Segmentation fault means something is very messed up somewhere deep down. It generally indicates things like memory corruption, incompatible libraries, etc. :(

I really have no idea what's going on. You're seeing all these weird errors that haven't been reported by anyone else. Do you have any other problems like this on your computer?

mljchen102 commented 2 months ago

I'm only seeing this on my Linux computer I think. If I try running on another person's computer and in their conda environment, everything worked fine. I did try copying/transferring this other person's conda environment to mine but it didn't work. I'm also very confused what's going on. These errors would randomly pop up during the simulation, sometimes a third way through or halfway through.

peastman commented 2 months ago

It's entirely possible this is a hardware problem. Random errors that appear midway through an intensive computation are common effects of overclocking, insufficient cooling, insufficient power supply, bad memory chips, and things like that. But I'm really just guessing wildly here.

mljchen102 commented 2 months ago

What is your advice for what I should try next?

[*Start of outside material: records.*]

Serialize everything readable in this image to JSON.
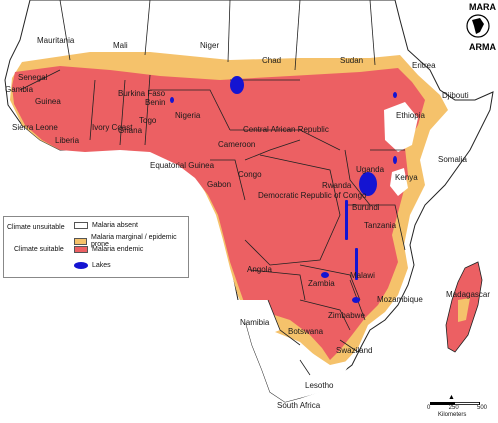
{
  "legend": {
    "climate_unsuitable": "Climate unsuitable",
    "climate_suitable": "Climate suitable",
    "absent": "Malaria absent",
    "marginal": "Malaria marginal / epidemic prone",
    "endemic": "Malaria endemic",
    "lakes": "Lakes"
  },
  "colors": {
    "absent": "#ffffff",
    "marginal": "#f5c26b",
    "endemic": "#ec6063",
    "lakes": "#1414d2",
    "border": "#222222"
  },
  "logo": {
    "top": "MARA",
    "bottom": "ARMA"
  },
  "scale": {
    "t0": "0",
    "t1": "250",
    "t2": "500",
    "unit": "Kilometers"
  },
  "countries": {
    "mauritania": "Mauritania",
    "mali": "Mali",
    "niger": "Niger",
    "chad": "Chad",
    "sudan": "Sudan",
    "eritrea": "Eritrea",
    "djibouti": "Djibouti",
    "ethiopia": "Ethiopia",
    "somalia": "Somalia",
    "senegal": "Senegal",
    "gambia": "Gambia",
    "guinea": "Guinea",
    "sierra_leone": "Sierra Leone",
    "liberia": "Liberia",
    "ivory_coast": "Ivory Coast",
    "ghana": "Ghana",
    "togo": "Togo",
    "benin": "Benin",
    "burkina_faso": "Burkina Faso",
    "nigeria": "Nigeria",
    "car": "Central African Republic",
    "cameroon": "Cameroon",
    "eq_guinea": "Equatorial Guinea",
    "gabon": "Gabon",
    "congo": "Congo",
    "drc": "Democratic Republic of Congo",
    "uganda": "Uganda",
    "kenya": "Kenya",
    "rwanda": "Rwanda",
    "burundi": "Burundi",
    "tanzania": "Tanzania",
    "angola": "Angola",
    "zambia": "Zambia",
    "malawi": "Malawi",
    "mozambique": "Mozambique",
    "madagascar": "Madagascar",
    "zimbabwe": "Zimbabwe",
    "namibia": "Namibia",
    "botswana": "Botswana",
    "swaziland": "Swaziland",
    "lesotho": "Lesotho",
    "south_africa": "South Africa"
  }
}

peastman commented 2 months ago

Do you see similar problems when doing other things on the same computer, especially computationally intensive tasks? Or are the problems limited to OpenMM?

mljchen102 commented 2 months ago

Right now I'm only seeing these issues show up when running OpenMM. I haven't seen any problems when running other computationally intensive tasks

peastman commented 2 months ago

Can you describe your hardware? Is it a laptop, desktop, workstation, rack mounted server? What model of CPU and GPU do you have? (The exact model number, not just a branding name like "core i7".) What size power supply do you have? Is the computer overclocked? Can you monitor the CPU temperature while the simulation runs and see if it's staying in the recommended range?

mljchen102 commented 2 months ago

I'm running on a Desktop. CPU is Intel Core i9-14900KF (24 cores, 2 threads/core). GPU is Nvidia GeForce RTX 4090. Power supply is 1000W. I don't think it is overclocked but how should I check? Yes, I can monitor the temp.

One thing I noticed (not sure how much it impacts the issue) but when I try nvcc --version and compared it to the cudatoolkit version installed in the conda environment, it looks like these are slightly different (11.5 vs 11.8).

peastman commented 2 months ago

Just checking in on this. Did you try monitoring the CPU temperature? What did you find?

It may be significant that your CPU is one of the models affected by a microcode bug that causes crashes and permanent damage. It's entirely possible that's the cause of your problems. If so, Intel will replace your CPU.

mljchen102 commented 2 months ago

I saw temps get up to 90-100C range quite a few times.

peastman commented 2 months ago

I think my advice would be to wait for Intel to release the patch for the bug. Until then, don't run any intensive computations on that computer to avoid risking damage to it.